ITV drama The Tower, based on former Metropolitan Police detective Kate London’s novel Post Mortem, follows a female Met detective surrounded by morally ambiguous colleagues. The series arrives at a time of public scrutiny for the force, following the murder of Sarah Everard by a serving officer, and the recent case of two Met officers who pleaded guilty to taking and sharing photos of the murder scene of sisters Bibaa Henry and Nicole Smallman.
The ITV drama’s potential timeliness isn’t lost on its cast. In an interview with its lead Gemma Whelan, I mentioned a separate conversation with her co-star, Tahirah Sharif, who stated that The Tower will shine a light on police officers’ unconscious biases. “Yeah, I think it could be interesting because, of course, they’re under the spotlight for not good reasons at the moment,” Whelan said. Although I’ve only watched a preview of episode one, she revealed that the rest of the series would delve into issues of racism and sexism, and the questionable behaviour of various officers we meet.
Episode one mainly focuses on introducing its key players, chief among them Met detective DS Sarah Collins, played by the brilliant and chameleon-like Whelan (best known for supporting turns in the likes of Game of Thrones, Upstart Crow and Gentleman Jack). Sarah is a definite ‘good cop’; she’s “unconventional, different – ‘slightly nerdy’ was what we were going for”, Whelan told RadioTimes.com.
The character’s orange coat (combined with a lilac shirt the first time we meet her) has all the makings of an iconic detective outfit, right up there with Vera’s squashed bucket hat.
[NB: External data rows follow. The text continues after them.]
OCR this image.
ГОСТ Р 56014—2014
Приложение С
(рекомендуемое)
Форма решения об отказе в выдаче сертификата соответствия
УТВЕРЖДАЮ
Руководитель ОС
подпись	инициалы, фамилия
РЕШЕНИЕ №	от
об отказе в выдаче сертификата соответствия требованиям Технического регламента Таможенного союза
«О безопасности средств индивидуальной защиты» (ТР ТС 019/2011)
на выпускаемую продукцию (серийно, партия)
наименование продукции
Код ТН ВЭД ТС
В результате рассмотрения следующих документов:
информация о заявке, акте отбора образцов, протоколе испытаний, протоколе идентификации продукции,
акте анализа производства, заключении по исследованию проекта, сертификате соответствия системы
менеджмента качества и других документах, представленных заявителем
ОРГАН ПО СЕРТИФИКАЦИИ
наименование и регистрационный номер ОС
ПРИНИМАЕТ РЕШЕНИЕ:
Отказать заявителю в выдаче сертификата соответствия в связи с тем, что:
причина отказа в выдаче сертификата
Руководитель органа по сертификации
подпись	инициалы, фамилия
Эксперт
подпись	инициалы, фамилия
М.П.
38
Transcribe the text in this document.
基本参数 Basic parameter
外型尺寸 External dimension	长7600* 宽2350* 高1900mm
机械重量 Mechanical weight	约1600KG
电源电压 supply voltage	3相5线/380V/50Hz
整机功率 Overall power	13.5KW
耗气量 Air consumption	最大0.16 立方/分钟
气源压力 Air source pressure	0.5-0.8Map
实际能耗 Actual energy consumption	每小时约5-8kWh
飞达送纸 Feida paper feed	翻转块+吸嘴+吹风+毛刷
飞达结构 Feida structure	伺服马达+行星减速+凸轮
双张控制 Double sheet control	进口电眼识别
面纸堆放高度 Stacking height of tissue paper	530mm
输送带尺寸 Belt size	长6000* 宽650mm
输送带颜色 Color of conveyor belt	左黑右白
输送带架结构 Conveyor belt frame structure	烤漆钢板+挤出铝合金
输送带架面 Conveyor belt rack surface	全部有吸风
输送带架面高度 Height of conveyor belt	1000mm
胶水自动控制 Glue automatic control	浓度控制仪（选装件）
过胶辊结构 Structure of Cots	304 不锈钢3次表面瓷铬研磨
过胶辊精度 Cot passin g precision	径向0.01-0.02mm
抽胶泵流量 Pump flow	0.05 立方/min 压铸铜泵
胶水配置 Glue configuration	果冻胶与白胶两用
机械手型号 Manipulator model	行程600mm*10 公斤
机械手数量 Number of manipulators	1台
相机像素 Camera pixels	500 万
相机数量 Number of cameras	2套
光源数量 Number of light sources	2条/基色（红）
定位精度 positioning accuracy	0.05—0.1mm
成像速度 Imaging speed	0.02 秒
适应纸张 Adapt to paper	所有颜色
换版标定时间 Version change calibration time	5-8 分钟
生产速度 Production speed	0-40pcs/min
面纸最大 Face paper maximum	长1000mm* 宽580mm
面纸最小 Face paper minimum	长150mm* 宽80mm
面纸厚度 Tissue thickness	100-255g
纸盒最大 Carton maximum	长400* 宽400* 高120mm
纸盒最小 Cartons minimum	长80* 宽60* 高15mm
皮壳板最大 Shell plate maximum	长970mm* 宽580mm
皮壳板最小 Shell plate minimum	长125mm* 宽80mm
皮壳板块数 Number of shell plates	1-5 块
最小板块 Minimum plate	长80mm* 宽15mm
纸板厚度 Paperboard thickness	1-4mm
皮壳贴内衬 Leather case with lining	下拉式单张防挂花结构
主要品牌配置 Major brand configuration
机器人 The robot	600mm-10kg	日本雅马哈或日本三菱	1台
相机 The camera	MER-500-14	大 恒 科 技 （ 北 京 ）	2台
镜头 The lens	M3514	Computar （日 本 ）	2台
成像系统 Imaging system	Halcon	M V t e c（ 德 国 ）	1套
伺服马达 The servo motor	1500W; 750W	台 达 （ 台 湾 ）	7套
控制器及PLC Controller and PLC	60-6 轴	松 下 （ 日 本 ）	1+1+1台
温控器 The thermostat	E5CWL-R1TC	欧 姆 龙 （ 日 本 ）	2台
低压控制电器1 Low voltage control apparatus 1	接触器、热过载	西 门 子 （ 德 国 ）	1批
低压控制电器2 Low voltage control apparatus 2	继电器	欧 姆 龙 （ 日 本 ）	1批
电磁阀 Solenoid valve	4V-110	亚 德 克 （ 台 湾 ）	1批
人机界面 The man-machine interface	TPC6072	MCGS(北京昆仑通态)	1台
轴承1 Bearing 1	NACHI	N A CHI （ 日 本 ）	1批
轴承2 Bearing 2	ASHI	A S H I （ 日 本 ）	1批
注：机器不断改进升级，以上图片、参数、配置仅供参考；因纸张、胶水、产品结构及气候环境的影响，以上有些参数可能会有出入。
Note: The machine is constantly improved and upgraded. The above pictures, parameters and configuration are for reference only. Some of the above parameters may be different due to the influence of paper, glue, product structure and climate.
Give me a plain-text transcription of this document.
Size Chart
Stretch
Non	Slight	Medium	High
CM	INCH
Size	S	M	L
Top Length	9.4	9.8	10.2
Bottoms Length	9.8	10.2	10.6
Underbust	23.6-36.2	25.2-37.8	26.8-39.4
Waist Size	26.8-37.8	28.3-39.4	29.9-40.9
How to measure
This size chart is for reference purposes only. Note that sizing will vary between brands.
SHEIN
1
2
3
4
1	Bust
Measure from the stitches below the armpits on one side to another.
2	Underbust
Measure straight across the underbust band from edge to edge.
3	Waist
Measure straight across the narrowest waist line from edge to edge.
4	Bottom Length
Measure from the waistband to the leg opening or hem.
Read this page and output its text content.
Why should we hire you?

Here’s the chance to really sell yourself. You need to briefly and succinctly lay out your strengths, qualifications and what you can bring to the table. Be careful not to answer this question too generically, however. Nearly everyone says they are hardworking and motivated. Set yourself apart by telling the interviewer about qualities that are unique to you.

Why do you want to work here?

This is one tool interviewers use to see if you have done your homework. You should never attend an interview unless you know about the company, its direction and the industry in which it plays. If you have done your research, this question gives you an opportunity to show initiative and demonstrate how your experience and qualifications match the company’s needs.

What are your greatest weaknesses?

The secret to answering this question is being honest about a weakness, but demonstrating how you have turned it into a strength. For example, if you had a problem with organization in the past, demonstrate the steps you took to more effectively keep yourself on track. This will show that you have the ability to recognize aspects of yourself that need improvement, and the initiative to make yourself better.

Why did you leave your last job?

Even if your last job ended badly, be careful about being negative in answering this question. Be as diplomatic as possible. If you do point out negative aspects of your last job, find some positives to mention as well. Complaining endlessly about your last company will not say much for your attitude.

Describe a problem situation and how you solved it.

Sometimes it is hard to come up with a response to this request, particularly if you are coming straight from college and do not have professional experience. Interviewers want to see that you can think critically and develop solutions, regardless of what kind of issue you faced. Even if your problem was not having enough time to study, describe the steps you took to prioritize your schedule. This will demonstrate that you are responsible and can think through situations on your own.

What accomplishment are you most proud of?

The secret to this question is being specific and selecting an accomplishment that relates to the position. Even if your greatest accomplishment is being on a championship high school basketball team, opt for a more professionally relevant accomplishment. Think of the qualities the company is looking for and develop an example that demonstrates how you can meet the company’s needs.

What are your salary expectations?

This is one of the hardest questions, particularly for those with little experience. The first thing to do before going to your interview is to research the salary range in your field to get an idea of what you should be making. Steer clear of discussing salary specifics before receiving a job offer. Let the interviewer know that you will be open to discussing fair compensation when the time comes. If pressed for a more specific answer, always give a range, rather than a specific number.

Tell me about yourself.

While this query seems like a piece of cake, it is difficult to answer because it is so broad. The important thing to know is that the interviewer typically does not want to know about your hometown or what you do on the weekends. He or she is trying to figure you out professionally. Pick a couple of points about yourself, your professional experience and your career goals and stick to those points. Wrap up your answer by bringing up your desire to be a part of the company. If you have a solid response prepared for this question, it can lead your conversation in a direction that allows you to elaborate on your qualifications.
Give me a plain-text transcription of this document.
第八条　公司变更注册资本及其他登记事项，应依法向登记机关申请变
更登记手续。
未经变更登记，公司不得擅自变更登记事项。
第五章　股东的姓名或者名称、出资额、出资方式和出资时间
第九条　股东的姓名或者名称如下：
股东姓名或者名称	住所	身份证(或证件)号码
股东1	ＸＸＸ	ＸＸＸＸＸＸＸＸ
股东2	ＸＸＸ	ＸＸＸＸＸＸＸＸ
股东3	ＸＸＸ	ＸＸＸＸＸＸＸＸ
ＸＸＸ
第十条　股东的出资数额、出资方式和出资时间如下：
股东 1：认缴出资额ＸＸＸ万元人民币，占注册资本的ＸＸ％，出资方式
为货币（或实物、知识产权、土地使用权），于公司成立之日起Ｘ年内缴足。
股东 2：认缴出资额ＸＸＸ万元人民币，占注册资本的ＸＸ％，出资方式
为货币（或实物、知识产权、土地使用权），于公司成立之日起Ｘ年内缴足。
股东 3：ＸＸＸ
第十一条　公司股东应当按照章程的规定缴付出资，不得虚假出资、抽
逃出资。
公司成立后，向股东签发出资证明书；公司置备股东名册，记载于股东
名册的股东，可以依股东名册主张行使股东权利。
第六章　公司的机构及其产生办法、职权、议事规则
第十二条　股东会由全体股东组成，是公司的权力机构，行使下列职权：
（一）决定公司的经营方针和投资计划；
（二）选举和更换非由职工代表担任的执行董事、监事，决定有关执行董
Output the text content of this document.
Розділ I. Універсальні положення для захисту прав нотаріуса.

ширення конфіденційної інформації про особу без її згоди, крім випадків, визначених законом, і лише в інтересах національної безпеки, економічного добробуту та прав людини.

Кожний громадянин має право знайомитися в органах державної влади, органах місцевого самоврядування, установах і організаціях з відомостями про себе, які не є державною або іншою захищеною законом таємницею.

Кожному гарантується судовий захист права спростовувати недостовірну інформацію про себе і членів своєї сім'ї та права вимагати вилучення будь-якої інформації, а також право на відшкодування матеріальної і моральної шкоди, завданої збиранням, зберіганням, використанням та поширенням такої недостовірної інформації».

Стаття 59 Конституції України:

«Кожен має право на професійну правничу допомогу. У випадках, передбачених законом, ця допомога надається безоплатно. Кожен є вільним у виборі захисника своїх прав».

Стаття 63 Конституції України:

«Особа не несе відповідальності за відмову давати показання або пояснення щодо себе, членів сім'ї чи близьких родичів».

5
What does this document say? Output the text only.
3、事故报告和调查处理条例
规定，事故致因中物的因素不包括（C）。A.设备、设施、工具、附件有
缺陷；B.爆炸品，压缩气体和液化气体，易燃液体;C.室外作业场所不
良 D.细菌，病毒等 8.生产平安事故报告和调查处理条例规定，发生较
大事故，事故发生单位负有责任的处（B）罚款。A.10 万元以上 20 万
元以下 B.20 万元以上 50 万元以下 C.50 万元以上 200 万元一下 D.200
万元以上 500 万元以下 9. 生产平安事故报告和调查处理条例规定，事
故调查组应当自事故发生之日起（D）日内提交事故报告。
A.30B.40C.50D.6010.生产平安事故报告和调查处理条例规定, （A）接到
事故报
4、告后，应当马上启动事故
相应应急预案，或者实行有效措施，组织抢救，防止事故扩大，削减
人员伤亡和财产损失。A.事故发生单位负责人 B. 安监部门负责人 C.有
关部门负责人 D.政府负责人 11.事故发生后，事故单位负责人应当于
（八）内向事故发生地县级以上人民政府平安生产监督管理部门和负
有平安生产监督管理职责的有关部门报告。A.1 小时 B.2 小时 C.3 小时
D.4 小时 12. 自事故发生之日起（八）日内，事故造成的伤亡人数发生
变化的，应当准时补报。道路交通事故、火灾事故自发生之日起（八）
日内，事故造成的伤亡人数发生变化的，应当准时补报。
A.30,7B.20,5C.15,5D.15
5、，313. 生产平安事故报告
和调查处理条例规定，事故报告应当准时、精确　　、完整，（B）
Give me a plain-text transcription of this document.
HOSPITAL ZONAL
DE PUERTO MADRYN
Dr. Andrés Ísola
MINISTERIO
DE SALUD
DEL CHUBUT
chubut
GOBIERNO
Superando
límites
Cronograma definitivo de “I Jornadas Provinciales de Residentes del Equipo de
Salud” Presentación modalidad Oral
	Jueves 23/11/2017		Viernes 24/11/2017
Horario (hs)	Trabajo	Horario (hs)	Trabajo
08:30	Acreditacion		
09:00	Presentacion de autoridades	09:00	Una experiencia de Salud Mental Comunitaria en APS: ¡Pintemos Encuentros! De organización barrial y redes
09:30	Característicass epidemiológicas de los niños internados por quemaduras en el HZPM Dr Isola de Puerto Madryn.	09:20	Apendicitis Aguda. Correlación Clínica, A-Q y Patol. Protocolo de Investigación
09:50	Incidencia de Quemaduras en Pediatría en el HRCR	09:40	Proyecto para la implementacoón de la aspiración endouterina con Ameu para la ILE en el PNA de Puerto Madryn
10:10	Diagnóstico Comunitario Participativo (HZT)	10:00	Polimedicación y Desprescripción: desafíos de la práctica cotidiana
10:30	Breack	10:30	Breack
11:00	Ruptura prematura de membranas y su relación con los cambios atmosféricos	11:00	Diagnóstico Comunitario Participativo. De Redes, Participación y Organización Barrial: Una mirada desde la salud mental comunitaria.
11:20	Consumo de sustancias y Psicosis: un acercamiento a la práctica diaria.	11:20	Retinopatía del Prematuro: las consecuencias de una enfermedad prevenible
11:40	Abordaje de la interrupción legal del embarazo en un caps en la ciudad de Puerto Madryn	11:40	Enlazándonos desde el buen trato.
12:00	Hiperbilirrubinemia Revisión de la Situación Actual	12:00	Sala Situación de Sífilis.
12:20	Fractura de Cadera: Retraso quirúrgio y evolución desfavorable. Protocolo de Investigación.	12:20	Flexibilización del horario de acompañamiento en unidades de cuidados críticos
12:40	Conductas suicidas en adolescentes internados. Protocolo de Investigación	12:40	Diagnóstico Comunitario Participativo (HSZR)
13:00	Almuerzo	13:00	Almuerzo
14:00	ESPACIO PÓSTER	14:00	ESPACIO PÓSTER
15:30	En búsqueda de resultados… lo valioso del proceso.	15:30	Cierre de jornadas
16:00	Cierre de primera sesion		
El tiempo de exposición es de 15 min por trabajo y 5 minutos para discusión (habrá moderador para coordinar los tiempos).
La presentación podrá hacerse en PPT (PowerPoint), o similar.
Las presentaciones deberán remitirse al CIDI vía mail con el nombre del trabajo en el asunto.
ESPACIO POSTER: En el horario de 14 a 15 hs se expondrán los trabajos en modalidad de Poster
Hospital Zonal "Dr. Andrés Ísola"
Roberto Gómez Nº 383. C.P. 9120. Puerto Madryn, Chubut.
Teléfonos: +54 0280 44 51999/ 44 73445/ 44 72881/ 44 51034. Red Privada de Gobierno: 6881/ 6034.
When we meet Sarah, she’s just parked up outside a crime scene. A veteran beat cop and a teenage girl have fallen to their deaths from the top of a tower block in south east London. Up on the roof, Sarah finds two shaken witnesses: a five-year-old boy, and a rookie police officer, Lizzie Adama (Sharif in The Tower cast). She also runs into another officer: Lizzie’s boss, DI Kieran Shaw (Emmett J Scanlan), who clearly has something to hide.
Sarah’s job is made far more difficult when Lizzie runs away just hours after the incident. With their chief witness missing, Sarah and her colleague, DC Steve Bradshaw (Jimmy Akingbola), must piece together what happened in the run-up to the tower block fall.
However, Sarah must also contend with sexist male superiors who seem suspiciously keen to sweep the investigation under the carpet, claiming Sarah is under stress following a painful break-up with her ex-girlfriend. (One particularly nasty colleague points out that she’s still only a DS. She retorts that it’s only because she doesn’t tell jokes to men in bars.)
Flashbacks to a few weeks prior, with a focus on Lizzie, provide a further insight for the viewer. There’s clearly a cover-up of some nature, and it seems linked to a mysterious comment made by veteran cop PC Hadley Matthews (Nick Holder) to teenager Farah Mehenni (Lola Elsokari) prior to both their deaths.
It remains to be seen what direction the drama takes, or just how bright a light the series will shine on the police force. But when it comes to solving the show’s central mystery, episode one does an excellent job emphasising how DS Sarah Collins is more than equal to the challenge.